Pancas is a Brazilian municipality in the state of Espírito Santo. Its population was 23,306 (2020) and its area is 838 km^{2}. East Pomeranian, a dialect of Low German, has co-official status in Pancas.

It is situated on a tributary of the Doce River, in the northwest of the state. Locally it is known as a good spot for paragliding. The landscape around the town is distinguished by large numbers of granite inselbergs, and Pedra Agulha ("Needle Rock") near the town is the second highest "chaminé" (high, vertical-sided granite rock) in Brazil - the highest being the famous Corcovado in Rio de Janeiro.

==History==
Before the European colonizers arrived, the area was inhabited by Amerindians. The first European settlers founded a village called São Silvano, but that was destroyed by the local Amerindians. The first permanent residents arrived in 1918 looking for valuable minerals, but the region of the Doce River was practically uninhabited till 1925, it was then that the first bridge over the Doce River was built, called Florian Avidos Bridge, and this brought more people into the north of the state for the first time.

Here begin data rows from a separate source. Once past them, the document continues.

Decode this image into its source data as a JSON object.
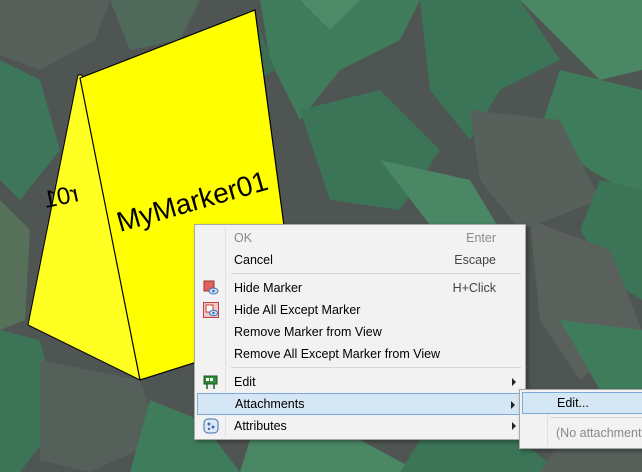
{
  "marker": {
    "label_front": "MyMarker01",
    "label_back": "r01",
    "color": "#ffff00"
  },
  "terrain_colors": {
    "green": "#3d7a5a",
    "gray": "#5a5e5c"
  },
  "context_menu": {
    "items": [
      {
        "label": "OK",
        "shortcut": "Enter",
        "disabled": true
      },
      {
        "label": "Cancel",
        "shortcut": "Escape"
      },
      {
        "label": "Hide Marker",
        "shortcut": "H+Click",
        "icon": "hide-marker-icon"
      },
      {
        "label": "Hide All Except Marker",
        "icon": "hide-all-except-icon"
      },
      {
        "label": "Remove Marker from View"
      },
      {
        "label": "Remove All Except Marker from View"
      },
      {
        "label": "Edit",
        "icon": "edit-flag-icon",
        "submenu": true
      },
      {
        "label": "Attachments",
        "submenu": true,
        "highlighted": true
      },
      {
        "label": "Attributes",
        "icon": "attributes-icon",
        "submenu": true
      }
    ]
  },
  "submenu": {
    "items": [
      {
        "label": "Edit...",
        "highlighted": true
      },
      {
        "label": "(No attachments",
        "disabled": true
      }
    ]
  }
}
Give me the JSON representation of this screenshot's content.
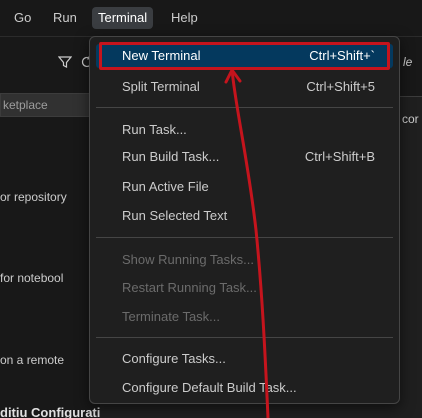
{
  "menubar": {
    "items": [
      "Go",
      "Run",
      "Terminal",
      "Help"
    ],
    "active": "Terminal"
  },
  "sidebar": {
    "search_placeholder": "ketplace",
    "texts": [
      "or repository",
      "for notebool",
      "on a remote"
    ],
    "heading": "ditiu Configuratio"
  },
  "editor": {
    "italic_text": "le",
    "side_text": "cor"
  },
  "dropdown": {
    "groups": [
      [
        {
          "label": "New Terminal",
          "shortcut": "Ctrl+Shift+`",
          "selected": true,
          "disabled": false
        },
        {
          "label": "Split Terminal",
          "shortcut": "Ctrl+Shift+5",
          "selected": false,
          "disabled": false
        }
      ],
      [
        {
          "label": "Run Task...",
          "shortcut": "",
          "selected": false,
          "disabled": false
        },
        {
          "label": "Run Build Task...",
          "shortcut": "Ctrl+Shift+B",
          "selected": false,
          "disabled": false
        },
        {
          "label": "Run Active File",
          "shortcut": "",
          "selected": false,
          "disabled": false
        },
        {
          "label": "Run Selected Text",
          "shortcut": "",
          "selected": false,
          "disabled": false
        }
      ],
      [
        {
          "label": "Show Running Tasks...",
          "shortcut": "",
          "selected": false,
          "disabled": true
        },
        {
          "label": "Restart Running Task...",
          "shortcut": "",
          "selected": false,
          "disabled": true
        },
        {
          "label": "Terminate Task...",
          "shortcut": "",
          "selected": false,
          "disabled": true
        }
      ],
      [
        {
          "label": "Configure Tasks...",
          "shortcut": "",
          "selected": false,
          "disabled": false
        },
        {
          "label": "Configure Default Build Task...",
          "shortcut": "",
          "selected": false,
          "disabled": false
        }
      ]
    ]
  },
  "icons": {
    "filter": "filter-icon",
    "refresh": "refresh-icon"
  },
  "colors": {
    "highlight": "#c5141d",
    "selection": "#04395e",
    "menu_bg": "#1f1f1f"
  }
}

The bridge primarily opened access to logging companies which brought more people and coffee plantations, opening their way to the valley where Pancas is situated. The first settlement in the area was founded in 1925, and was called Nossa Senhora Da Penha.

Immigrants to the town in the 1920s and 1930 included large numbers of ethnic Germans, and the German dialect of East Pomeranian (now almost extinct in Europe) is spoken in the area.